Just 14 days after being sworn in as the School Reform Commission’s newest member, Sylvia Simms faced a daunting task.
She and fellow commissioners voted on Superintendent William Hite’s school closings plan, deciding to shutter 23 District schools. The vote capped off an intense period of work for Simms, founder of community group Parent Power and a former District bus aide.
Mayor Michael Nutter appointed Simms, 52, to the panel after asking her last October to replace commissioner Lorene Cary. Simms said, though the decision wasn’t easy, she was honored to accept.
“I really felt as though I could bring a voice [to the SRC] that hadn’t existed,” she said.

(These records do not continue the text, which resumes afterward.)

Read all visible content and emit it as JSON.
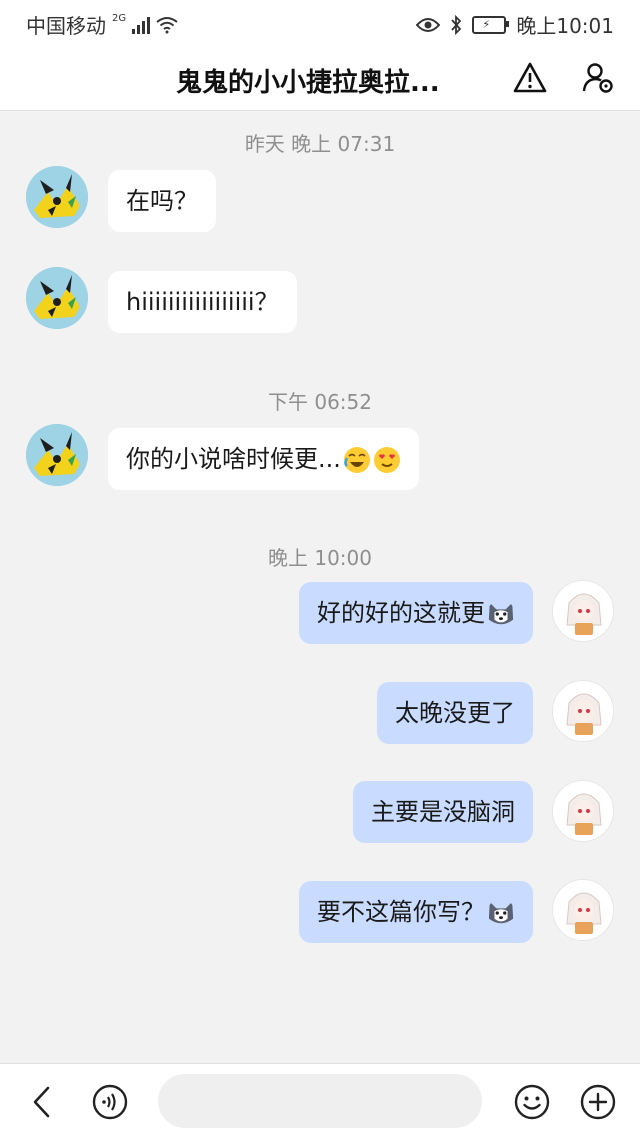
{
  "status_bar": {
    "carrier": "中国移动",
    "network": "2G",
    "time": "晚上10:01"
  },
  "header": {
    "title": "鬼鬼的小小捷拉奥拉...",
    "icons": [
      "back-icon",
      "alert-triangle-icon",
      "user-settings-icon"
    ]
  },
  "messages": [
    {
      "type": "timestamp",
      "text": "昨天 晚上 07:31"
    },
    {
      "type": "incoming",
      "text": "在吗？"
    },
    {
      "type": "incoming",
      "text": "hiiiiiiiiiiiiiiiii？"
    },
    {
      "type": "timestamp",
      "text": "下午 06:52"
    },
    {
      "type": "incoming",
      "text": "你的小说啥时候更...",
      "emojis": [
        "laughing-crying-emoji",
        "heart-eyes-emoji"
      ]
    },
    {
      "type": "timestamp",
      "text": "晚上 10:00"
    },
    {
      "type": "outgoing",
      "text": "好的好的这就更",
      "emojis": [
        "husky-emoji"
      ]
    },
    {
      "type": "outgoing",
      "text": "太晚没更了"
    },
    {
      "type": "outgoing",
      "text": "主要是没脑洞"
    },
    {
      "type": "outgoing",
      "text": "要不这篇你写？",
      "emojis": [
        "husky-emoji"
      ]
    }
  ],
  "bottom_bar": {
    "input_value": "",
    "icons": [
      "back-icon",
      "voice-icon",
      "emoji-icon",
      "add-icon"
    ]
  },
  "colors": {
    "outgoing_bubble": "#c9dcff",
    "incoming_bubble": "#ffffff",
    "chat_background": "#f2f2f2"
  }
}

To fulfill her first official duty – the school closings vote – Simms said she looked online for information about each school.
“Even though they gave us books and binders about the individual schools ... what bothered me was that we can’t always go on data,” she said.
Although she considered the school performance results, Simms also visited many of the schools to look at the facilities and talk to parents in the community.
Simms also took Hite on a walk through the community surrounding her granddaughter’s school, T.M. Peirce Elementary, to show him the “long route” students would have to take if Peirce was closed.
Peirce, along with three other schools, was spared during the closings vote. Simms said she believes she convinced Hite on that walk that it needed to stay open, and that “the media convinced” the rest of the commissioners.
Overall, Simms voted with her colleagues for 21 closings but was outvoted in opposing two others.
Moving forward, Simms said she hopes to serve as a liaison between the community and the SRC. She said being a grandparent of a child in a lower-performing school gives her a unique perspective.
“I come from the other side, and I do disagree with some of the things that the District does, so hopefully, as one of the commissioners, now I can make those things known.”